I looked at the website of the clinic Angelina was treated at which she was allowed to mention and advertise in her editorial, and under the “Nutritional” heading it states “Up to one third of all breast cancer is the result of poor dietary and lifestyle choices. Overweight or obese women, for instance, have twice the breast cancer recurrence and death risk.” This is just not true and I’m stunned that a reputable medical facility would preach such damaging misinformation, especially one getting free publicity from Angelina Jolie. Poor dietary and lifestyle choices can, in fact, increase one’s chances of developing cancer, but I’ve read or heard nothing, nothing, like the statistic of one third of breast cancer being a result of lifestyle choices and many lifestyles are not choices, organic food is expensive and geographically inaccessible to many people, but hey, let's blame the victim. I’m sure the environment plays a large part in growing cancer cases, but that’s not a lifestyle choice, we can’t choose the air we breathe or know what's going on in our groundwater. We knowingly build elementary schools on sites of former toxic waste dumps, who knows what we don’t know. I have to quote Dick Cheney here, something I never {ever} thought I'd do, there are knowns and there are unknowns and then there are the unknown, unknowns. Everyone mocked Dick for this, and god knows he's mockable, actually, Dick Cheney is not funny, he's just too scary to be funny, but this was actually a good quote, I love this quote. Back on point, while I have read that maintaining a healthy body weight and/or not gaining weight after treatment {argh, which I'm not doing} is slightly correlated with a better outcome, it’s barely mentioned by most western doctors, also inexplicable. Being overweight does not double one’s chance of survival, that’s just preposterous, oh that it were so simple. So I guess that’s all I have to say on that. Except that having surgery preventatively, gave her the option of “nipple sparing” surgery, so she’ll wind up with breasts looking very much like other Hollywood breasts, the breasts she would have likely ended up with regardless. I think Angelina will be just fine, in fact, I think Angelina will be more than fine.

Back here in the real world, I’ve been busy with getting the kids down the end of school year homestretch and we’re all pretty burnt out and I'm never, ever volunteering to do fundraising again. Since my first mani/pedi, I’ve become obsessed with nail polish. 49 years of bare nails and now I feel naked without nail polish, explain that.
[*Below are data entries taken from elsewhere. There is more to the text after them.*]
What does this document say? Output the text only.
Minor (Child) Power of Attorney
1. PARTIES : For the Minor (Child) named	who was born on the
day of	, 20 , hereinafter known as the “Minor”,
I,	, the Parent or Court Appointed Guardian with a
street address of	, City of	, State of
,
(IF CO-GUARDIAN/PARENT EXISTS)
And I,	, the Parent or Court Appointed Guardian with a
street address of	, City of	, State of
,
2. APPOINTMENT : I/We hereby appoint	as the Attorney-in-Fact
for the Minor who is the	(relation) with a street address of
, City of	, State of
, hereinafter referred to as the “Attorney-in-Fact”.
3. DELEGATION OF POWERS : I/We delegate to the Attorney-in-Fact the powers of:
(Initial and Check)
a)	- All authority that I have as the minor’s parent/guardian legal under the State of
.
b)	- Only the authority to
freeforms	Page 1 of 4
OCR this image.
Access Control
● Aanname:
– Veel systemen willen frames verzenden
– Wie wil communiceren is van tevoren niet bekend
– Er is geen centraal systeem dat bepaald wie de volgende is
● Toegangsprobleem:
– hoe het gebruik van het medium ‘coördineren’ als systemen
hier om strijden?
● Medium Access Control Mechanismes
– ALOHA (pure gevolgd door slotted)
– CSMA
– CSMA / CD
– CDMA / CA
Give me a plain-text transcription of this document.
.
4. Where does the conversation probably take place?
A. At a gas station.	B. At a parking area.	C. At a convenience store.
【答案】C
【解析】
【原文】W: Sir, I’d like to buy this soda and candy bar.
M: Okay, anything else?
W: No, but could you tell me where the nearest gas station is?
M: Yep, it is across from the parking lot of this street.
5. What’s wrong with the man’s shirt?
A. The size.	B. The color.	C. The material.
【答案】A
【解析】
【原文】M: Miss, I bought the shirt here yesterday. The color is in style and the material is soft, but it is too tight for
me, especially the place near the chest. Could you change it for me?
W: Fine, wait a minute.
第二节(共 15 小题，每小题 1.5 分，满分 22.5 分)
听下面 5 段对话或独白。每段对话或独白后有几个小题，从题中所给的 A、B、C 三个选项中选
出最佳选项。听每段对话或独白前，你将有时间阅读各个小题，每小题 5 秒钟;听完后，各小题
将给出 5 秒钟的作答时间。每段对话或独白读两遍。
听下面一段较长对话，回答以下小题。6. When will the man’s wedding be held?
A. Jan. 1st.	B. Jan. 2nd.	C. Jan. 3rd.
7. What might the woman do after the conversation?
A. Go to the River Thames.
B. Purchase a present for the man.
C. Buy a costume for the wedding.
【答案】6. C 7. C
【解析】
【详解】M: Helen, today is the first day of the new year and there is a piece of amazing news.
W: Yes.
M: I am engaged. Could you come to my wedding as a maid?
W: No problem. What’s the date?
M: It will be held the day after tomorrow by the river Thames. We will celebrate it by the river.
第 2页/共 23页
My glorious blue sky blue enamel, slowly chipped away and I aimed to choose a springy tangerine as it’s replacement, but wound up with traffic cone orange instead, which by the end of the day, I loathed enough to make a 9p.m. trip to CVS for nail supplies. I removed the nail polish and went back to my blue which is delights me still and again, but damn, doing your own nails is hard, what a mess, I had to try three times and that stuff stinks, can’t be healthy. So the toes, I just covered with a layer of what I thought was deep pink, but is the deepest scarlet. They don’t suit me, they look like scheming, untrustworthy toes. I explained this to Jonah and he said “you know... I’m inclined to agree.” What other twelve year old boy would understand that, my boy is right, we are two peas in a pod, we just get each other. Since I’m busy and tired, I’m stuck with treacherous toes for a while. Clearly, the girly nails are compensating for the loss of other girlie parts, I think instead of forcing everyone needing a mastectomy to consult with a plastic surgeon, pushing the sacks of saline, they should just recommend a manicure. Hey, there's another item that should be in the cancer goody-bag, coupons for free mani/pedi's {for life}, that would go a long way and really save the insurance companies a fortune. My shop closed for the season, abruptly ending my cash flow, so unlike Angelina, I can’t keep going for mani/pedi’s even on discount Wednesday. So for now, I'll dwell in the minutia of nail color and cleaning off my porch and feeding my children. Sometimes the minutia is better than the big picture.